I was screeching as the switch bore down on my thighs, my lower back. She avoided my ass. “Please!” I shouted. It hurt worse than anything we’ve done, any beating I’ve taken.

“I warned you!” She said, bringing the switch down on me. “I told you not to do it. What kind of domme am I if I let you pull this?”

By now she’d hit double-digits. I was on my belly, trying to pull around, trying to cover my backside, afraid to roll over and have my genitals hit with the switch. I was not ready for that kind of CBT, and she wasn’t holding back — my cock would have been destroyed. But my ass wasn’t faring much better. I begged her to stop. “No,” she said calmly, bringing the switch down.

“The ballgag!” I shouted, ashamed of my yelping. I was not being very hardcore or heroic — I was just crying out with every shot. “Please, just let me have the ballgag!”

I had no idea how many shots I’d taken, but I could hear the “whoosh” of the switch and the razor-sting of it hitting me. “No ballgag!” she said.

And then the switch stopped for a moment. If I had to guess, we were closing in on thirty shots. My back was on fire. Tears were in my eyes, and my cock, which normally stands erect during a beating, was limp underneath me. I think I was close to just crying.

Then she offered up the exit: “You could always use the safeword,” she said slyly. “If it’s too much for you…”

I don’t safeword. I don’t want to. I want to bear up under the pain, I want to be strong and indomitable, I want my submission to be by choice, my actions my own as a gift to her. I want to give myself freely and out of strength. I do not want to be a creature of stinky-animal-fear, afraid of pain, weak and cringing. I know that’s not what safewords are about, but I prided myself on not using one yet. But then she started swinging the switch again, and three or four shots into this next round, I just cried out the safeword. Cried it out like a falling man reaching for a handhold, surprised to hear it out of my mouth, praying there’d be relief. Needing her to stop.

And the pain stopped…I wanted to weep in relief.

5 Responses to “The Safe Word, part 1.”

  1. Songs Says:

    Heh..I remember when Bear asked me to wrap up his balls in pvc tape :D
    I don’t like safewording too. I wanna take it.
    -Songs

  2. BBW Switch Says:

    You pushed, she did the right thing.

  3. MrsKeeper Says:

    She sounds a bit like Me, on the ADHD bit. (”ADHD for the dominant” made Me giggle *G*) We’re sometimes a bit strung for variety in our living situation, so I like to mix things up, and not let lsb get toooo comfy.
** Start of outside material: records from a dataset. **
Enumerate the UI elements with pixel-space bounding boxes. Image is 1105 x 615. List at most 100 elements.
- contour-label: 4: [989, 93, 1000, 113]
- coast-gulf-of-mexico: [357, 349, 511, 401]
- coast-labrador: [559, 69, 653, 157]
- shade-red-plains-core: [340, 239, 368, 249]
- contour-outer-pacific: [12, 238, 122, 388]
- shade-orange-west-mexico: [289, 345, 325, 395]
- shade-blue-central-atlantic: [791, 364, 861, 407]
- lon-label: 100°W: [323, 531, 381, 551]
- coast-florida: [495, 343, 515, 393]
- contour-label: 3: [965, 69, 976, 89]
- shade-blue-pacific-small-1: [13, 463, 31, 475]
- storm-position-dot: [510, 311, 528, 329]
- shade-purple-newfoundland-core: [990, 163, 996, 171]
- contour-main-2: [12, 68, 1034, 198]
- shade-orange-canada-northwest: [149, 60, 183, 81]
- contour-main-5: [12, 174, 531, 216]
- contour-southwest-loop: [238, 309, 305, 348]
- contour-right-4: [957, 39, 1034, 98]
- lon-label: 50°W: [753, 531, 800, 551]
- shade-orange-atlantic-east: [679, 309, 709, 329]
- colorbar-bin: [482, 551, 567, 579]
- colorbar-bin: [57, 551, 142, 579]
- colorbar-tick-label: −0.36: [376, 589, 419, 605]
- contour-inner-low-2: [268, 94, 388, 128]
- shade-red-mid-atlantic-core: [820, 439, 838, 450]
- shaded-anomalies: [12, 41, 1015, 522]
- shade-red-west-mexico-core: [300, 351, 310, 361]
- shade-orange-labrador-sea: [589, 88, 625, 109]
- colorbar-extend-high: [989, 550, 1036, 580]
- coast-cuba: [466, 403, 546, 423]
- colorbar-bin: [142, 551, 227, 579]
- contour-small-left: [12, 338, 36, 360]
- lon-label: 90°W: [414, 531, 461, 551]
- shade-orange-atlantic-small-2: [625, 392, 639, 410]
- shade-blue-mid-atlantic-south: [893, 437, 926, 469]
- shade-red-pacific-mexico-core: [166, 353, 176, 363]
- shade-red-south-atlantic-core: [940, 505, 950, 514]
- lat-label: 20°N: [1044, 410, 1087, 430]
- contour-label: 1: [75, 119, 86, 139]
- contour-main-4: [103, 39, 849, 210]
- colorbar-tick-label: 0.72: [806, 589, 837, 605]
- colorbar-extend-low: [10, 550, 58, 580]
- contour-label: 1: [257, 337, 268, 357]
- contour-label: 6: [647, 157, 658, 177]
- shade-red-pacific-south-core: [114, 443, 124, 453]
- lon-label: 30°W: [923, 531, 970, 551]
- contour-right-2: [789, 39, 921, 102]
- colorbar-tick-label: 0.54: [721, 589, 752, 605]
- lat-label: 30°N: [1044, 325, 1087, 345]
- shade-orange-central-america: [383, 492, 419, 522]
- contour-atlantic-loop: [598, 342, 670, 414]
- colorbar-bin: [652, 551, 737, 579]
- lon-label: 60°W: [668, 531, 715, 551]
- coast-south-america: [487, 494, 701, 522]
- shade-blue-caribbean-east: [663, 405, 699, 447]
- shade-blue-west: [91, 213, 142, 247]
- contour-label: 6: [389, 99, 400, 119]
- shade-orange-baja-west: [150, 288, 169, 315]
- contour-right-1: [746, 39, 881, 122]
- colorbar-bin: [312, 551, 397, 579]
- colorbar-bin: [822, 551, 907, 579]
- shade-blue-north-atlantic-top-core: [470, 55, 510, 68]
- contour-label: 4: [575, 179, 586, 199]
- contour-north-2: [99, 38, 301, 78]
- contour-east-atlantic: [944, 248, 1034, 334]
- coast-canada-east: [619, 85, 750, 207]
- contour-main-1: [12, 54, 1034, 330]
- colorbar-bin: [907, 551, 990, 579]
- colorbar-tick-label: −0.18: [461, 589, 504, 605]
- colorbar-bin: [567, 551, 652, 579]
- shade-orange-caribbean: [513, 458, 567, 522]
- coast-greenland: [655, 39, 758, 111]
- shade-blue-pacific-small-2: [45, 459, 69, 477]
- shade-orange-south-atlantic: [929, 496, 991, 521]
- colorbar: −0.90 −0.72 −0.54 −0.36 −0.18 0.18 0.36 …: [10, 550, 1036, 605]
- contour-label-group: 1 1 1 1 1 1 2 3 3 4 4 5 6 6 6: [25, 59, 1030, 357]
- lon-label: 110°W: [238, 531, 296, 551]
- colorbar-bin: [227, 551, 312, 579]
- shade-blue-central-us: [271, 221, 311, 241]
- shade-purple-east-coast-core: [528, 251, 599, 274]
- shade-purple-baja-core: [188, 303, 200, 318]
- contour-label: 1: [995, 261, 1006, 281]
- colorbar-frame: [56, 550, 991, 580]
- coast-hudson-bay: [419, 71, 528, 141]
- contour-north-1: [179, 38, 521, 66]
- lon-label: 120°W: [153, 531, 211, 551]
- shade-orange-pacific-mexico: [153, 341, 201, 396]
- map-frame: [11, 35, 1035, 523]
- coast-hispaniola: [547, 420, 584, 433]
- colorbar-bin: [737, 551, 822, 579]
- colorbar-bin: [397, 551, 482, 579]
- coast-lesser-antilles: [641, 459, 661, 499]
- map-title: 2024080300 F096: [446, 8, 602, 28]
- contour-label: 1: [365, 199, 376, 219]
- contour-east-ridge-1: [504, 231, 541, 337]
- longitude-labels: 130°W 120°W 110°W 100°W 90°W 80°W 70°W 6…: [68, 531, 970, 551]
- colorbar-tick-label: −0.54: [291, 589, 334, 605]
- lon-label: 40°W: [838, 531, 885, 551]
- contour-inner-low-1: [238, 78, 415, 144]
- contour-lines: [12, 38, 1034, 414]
    I think it’s so hard to resist, sometimes, pushing the line - no matter who we are or what the dynamic is of the situation (child/parent, sub/Dom(me), employee/employer) - it’s just so tantalizing. Now you know what the result is!

  4. undertheboot Says:

    You pushed, she did the right thing.

    Did she? I’m not saying she didn’t, but I’m oddly disconnected from what goes through her mind. I don’t know what happened really — one minute, I’m horsing around, and the next, I’m being beaten in a rage.

    I don’t understand her: I think that gives her power and an unexpectedness that keeps me so off-balance.

  5. undertheboot Says:

    She sounds a bit like Me, on the ADHD bit. (”ADHD for the dominant” made Me giggle *G*) We’re sometimes a bit strung for variety in our living situation, so I like to mix things up, and not let lsb get toooo comfy.

    I like it. She gets nervous that she’s too random, when we discuss it afterwards, but I like the unpredictability — it’s a sign that she’s really running the show.